Nüchternheit und Urteilsvermögen sind angebracht, ganz nach dem Rat des Paulus "Prüft alles und das Gute behaltet" (1 Thes 5,21). "Der Herr der Ringe" ist voll von Darstellungen geistlicher Wahrheiten: Kompromissloser Umgang mit dem Bösen, uneigennützige Opferbereitschaft zum Wohl anderer, Versuchungen, die überwunden werden. Es wäre schade, diese Schnittstellen zur Welt anders denkender Mitmenschen nicht zu nutzen. Man mag Risiken im Umgang mit Stoffen wie "Der Herr der Ringe" sehen, doch wer sich an Paulus´ Vorschlag hält, wird vor allem eines nicht verpassen: die Chancen!


Der Film

Die Erwartungshaltung an die Neuverfilmung ist enorm. 1978 wurde bereits ein Versuch unternommen, diesen komplexen Stoff auf Zelluloid zu bannen. Ein eher als verunglückt geltendes Ergebnis hat die Fans enttäuscht. Das soll nun anders werden. Mit einem finanziellen Aufwand von 650 Millionen Dollar für alle drei Teile handelt es sich um eine der teuersten Filmproduktionen überhaupt. Nur die neue Star-Wars-Triologie kostete bisher mehr. Das Drehbuch soll sich sehr eng an die Romanvorlage halten. Bei der Besetzung wurde auf Publikumsmagneten aus Hollywood weitgehend verzichtet. Drehort ist Neuseeland mit seinen unverbrauchten Landschaften.

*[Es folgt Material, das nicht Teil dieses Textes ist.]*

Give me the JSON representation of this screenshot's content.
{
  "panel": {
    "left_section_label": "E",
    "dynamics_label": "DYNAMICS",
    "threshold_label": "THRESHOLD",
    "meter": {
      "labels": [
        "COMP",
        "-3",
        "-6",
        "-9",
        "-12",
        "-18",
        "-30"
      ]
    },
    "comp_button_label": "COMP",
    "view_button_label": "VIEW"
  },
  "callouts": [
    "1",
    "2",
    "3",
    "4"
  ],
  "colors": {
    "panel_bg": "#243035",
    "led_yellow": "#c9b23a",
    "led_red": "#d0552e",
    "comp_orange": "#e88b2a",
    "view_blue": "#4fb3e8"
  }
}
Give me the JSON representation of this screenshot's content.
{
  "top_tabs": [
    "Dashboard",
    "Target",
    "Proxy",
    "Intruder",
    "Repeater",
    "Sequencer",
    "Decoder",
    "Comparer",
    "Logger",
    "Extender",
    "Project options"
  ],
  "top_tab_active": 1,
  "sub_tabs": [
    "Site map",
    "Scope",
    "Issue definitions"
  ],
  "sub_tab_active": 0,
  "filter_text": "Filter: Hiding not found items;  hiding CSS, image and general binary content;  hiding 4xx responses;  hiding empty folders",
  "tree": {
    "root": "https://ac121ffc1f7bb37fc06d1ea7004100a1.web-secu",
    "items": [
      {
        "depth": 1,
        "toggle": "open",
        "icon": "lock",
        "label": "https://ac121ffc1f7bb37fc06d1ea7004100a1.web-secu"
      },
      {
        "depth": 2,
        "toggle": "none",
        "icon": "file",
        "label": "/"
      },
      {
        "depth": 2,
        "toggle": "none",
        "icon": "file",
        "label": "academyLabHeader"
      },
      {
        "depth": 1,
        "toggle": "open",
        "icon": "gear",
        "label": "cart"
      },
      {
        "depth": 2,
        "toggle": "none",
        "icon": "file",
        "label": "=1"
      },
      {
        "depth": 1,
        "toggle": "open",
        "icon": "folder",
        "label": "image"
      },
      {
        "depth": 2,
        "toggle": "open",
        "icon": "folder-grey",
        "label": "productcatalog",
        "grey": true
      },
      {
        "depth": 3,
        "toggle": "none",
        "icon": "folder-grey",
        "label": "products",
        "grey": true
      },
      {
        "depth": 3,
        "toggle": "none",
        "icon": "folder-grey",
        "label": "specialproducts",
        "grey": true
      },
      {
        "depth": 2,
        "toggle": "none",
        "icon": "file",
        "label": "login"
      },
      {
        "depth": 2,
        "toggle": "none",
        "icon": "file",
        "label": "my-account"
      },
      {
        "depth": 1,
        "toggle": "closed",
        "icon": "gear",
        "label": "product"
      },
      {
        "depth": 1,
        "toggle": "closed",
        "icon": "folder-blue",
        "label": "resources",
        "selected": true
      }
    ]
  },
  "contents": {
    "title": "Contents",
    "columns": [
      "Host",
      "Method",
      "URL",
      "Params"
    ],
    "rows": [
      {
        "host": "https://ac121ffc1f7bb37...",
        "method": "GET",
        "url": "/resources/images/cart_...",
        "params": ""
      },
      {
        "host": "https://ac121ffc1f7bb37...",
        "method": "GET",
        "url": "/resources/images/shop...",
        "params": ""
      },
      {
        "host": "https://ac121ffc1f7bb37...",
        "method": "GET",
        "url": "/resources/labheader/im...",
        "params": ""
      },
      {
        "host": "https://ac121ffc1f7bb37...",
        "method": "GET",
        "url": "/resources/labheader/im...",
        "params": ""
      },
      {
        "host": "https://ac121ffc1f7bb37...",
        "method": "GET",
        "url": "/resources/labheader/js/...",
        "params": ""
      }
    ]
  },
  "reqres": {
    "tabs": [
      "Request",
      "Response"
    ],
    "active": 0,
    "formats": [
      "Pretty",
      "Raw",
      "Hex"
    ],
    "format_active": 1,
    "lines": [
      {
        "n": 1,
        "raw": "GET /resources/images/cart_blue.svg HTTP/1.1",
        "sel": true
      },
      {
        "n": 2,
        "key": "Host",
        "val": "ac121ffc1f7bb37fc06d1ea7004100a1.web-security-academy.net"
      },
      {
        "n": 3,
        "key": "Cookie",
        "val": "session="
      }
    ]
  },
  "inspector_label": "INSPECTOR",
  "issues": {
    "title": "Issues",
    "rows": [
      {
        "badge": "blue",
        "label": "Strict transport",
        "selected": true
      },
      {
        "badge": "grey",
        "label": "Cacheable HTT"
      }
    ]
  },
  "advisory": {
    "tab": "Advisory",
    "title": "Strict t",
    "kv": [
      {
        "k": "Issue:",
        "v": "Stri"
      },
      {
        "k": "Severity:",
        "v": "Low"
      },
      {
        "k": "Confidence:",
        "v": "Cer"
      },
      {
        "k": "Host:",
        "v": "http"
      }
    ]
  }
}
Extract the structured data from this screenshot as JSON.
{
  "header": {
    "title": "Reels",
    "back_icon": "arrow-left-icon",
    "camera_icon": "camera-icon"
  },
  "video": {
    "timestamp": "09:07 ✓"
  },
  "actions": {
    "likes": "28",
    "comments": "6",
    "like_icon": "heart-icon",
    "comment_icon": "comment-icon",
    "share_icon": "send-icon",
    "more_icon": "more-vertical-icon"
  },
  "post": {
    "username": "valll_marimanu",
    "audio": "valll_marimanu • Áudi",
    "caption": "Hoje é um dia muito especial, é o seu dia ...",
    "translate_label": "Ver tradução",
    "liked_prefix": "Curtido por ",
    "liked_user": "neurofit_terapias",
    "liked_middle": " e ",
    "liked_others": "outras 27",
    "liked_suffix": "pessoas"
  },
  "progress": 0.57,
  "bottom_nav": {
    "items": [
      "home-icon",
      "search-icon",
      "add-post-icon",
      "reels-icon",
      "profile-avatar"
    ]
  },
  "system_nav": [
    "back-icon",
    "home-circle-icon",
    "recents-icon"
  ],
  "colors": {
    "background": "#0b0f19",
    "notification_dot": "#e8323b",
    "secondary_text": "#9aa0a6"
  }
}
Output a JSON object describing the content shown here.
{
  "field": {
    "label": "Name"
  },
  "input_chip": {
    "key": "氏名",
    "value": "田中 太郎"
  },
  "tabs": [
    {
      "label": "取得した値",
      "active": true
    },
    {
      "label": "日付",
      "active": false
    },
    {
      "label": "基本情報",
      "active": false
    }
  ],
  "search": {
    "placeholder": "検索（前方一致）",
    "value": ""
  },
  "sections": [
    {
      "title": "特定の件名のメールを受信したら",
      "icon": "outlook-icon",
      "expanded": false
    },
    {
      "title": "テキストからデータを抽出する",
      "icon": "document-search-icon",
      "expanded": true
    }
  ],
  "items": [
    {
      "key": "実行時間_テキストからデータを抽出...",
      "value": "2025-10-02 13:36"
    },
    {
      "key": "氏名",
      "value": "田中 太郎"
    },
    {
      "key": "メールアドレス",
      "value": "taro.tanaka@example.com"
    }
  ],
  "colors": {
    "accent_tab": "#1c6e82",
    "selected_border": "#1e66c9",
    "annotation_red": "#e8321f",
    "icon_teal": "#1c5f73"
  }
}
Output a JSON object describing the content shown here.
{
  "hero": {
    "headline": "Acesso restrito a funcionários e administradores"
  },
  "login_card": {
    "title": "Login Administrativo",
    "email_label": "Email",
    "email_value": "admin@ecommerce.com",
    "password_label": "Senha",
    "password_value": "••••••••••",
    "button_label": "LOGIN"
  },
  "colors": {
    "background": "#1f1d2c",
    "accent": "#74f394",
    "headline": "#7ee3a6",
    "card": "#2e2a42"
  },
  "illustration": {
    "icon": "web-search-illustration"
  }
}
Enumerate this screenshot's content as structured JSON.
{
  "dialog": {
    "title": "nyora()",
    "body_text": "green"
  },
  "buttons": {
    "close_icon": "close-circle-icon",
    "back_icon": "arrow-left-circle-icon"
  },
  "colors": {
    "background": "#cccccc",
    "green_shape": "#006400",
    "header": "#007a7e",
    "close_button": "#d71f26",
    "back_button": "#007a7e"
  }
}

Den Regisseur Peter Jackson, gleichzeitig auch Drehbuchautor, umgibt ein Hauch ganz eigener Exklusivität. Der Neuseeländer ist im Gegensatz zu seinem Heimatland bei uns nahezu unbekannt. Jackson lässt sich in keine Schublade zwängen. Ein Vergleich mit seinen bisherigen Werken zeigt, dass er mit "Der Herr der Ringe" wieder neues Land betritt. Die Filme wie z. B. "Bad Taste" (Aliens verhökern Menschenfleisch), "Hirntot" (Zombie-Splatter-Movie) und "Heavenly Creatures" (ein Thriller basierend auf einen realen Kriminalfall) wurden von Kritikern zwar gelobt, besetzen jedoch eher Nischen in der bunten Kinowelt. Auch wenn "Der Herr der Ringe" mit solchen Genres nichts gemein hat, scheint die Rechnung von unkonventionellem Mainstreamkino aufzugehen - aber sehen Sie selbst!


Anmerkungen:
1 Vorwort des Autors zur zweiten Ausgabe des "Herrn der Ringe", 1966.
2 dran Nr.1/2001.


Roy Bruhn Roy Bruhn ist ehrenamtlicher Mitarbeiter unserer Gemeinde und geht gerne und oft ins Kino.